Palliative homecare is an important component of palliative care, and it has a positive impact on the quality of care at the end-of-life. The effect of different types of palliative homecare on quality of care is sparsely researched. Within palliative homecare, cancer patients still outweigh non-cancer patients.

We compared two types of palliative homecare in Germany: primary palliative care and specialized palliative homecare. Both reduced potentially aggressive interventions at the end-of-life. The more comprehensive specialized palliative homecare was associated with less potentially aggressive interventions in terms of lower rates of hospital as the place of death, hospital care, intensive care treatment, chemotherapy, and application of a percutaneous endoscopic gastrostomy (PEG) within the last days of life. These results hold equally for cancer patients as well as non-cancer patients.
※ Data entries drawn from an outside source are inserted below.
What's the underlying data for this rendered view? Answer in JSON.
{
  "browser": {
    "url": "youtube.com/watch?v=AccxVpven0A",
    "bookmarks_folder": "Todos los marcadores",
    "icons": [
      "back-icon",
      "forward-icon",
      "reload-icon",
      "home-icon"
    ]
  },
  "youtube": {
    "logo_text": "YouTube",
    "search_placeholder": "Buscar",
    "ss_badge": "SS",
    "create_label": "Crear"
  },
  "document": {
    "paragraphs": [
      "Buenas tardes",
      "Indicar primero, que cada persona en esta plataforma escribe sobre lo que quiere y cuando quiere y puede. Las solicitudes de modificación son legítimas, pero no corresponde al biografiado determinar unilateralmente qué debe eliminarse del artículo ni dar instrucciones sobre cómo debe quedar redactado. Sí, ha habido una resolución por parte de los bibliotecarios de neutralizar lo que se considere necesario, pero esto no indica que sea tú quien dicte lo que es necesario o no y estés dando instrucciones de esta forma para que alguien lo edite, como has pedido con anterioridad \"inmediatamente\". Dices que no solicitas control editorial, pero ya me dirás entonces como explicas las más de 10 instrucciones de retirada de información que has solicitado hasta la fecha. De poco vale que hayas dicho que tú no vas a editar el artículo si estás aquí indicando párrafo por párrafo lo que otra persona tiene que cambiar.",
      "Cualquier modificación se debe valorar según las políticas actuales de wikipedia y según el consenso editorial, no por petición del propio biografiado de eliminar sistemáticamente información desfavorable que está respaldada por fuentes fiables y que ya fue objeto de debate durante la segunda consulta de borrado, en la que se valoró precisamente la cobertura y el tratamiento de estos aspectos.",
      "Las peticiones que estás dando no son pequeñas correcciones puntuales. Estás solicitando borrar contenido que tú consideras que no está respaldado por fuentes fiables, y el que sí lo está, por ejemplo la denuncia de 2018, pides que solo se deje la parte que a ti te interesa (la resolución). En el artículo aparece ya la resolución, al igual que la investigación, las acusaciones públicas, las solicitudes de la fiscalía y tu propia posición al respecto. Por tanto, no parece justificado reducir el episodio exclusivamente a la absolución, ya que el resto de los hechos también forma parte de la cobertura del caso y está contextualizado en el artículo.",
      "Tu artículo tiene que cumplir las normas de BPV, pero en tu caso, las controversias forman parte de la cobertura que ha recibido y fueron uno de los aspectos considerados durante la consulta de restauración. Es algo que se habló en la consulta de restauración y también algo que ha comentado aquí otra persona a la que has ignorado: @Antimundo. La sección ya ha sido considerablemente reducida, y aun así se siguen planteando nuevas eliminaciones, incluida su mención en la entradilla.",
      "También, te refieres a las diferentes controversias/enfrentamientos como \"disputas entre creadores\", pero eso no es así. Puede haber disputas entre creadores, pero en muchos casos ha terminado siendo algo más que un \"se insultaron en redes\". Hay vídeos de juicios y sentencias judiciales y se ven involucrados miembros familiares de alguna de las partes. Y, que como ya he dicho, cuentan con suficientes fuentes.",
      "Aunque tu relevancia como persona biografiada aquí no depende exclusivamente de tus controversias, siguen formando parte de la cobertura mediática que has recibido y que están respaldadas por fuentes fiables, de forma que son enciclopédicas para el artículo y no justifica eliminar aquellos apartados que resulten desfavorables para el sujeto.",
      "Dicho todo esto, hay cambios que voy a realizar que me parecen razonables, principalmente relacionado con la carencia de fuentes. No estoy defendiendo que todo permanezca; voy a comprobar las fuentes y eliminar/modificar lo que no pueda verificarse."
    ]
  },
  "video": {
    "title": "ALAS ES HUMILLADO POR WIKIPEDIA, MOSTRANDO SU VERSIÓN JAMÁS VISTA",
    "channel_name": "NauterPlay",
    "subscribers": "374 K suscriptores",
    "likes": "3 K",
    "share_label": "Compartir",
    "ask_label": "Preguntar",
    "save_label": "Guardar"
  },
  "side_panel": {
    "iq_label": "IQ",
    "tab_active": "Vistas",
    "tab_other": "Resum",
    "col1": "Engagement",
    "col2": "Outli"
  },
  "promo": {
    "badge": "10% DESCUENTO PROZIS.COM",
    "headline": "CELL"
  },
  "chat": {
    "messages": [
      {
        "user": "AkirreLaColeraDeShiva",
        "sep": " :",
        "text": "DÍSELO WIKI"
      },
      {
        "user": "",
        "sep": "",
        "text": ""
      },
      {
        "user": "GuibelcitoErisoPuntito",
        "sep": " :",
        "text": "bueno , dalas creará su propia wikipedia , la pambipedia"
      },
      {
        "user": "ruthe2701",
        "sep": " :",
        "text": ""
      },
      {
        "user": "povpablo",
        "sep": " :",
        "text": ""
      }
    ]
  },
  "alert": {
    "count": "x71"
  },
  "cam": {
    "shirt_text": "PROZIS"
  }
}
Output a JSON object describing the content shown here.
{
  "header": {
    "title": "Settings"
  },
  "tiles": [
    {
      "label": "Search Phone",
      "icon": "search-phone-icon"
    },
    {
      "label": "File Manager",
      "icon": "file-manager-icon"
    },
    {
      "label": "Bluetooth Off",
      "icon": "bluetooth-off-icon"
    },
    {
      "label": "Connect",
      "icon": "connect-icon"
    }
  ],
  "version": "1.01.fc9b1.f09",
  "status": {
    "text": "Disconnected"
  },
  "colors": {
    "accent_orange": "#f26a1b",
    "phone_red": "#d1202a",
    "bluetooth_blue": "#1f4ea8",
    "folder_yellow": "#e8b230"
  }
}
Only for parenteral nutrition, we found a possible indication of oversupply in cancer patients (excepting those with gastrointestinal cancer) within specialized palliative homecare.

The potential of palliative homecare, particularly of specialized palliative homecare, to reduce potentially aggressive interventions at the end-of-life deserves more attention in healthcare and health politics. Future studies should investigate which elements of specialized palliative homecare are effective and can be integrated into primary palliative care, where appropriate.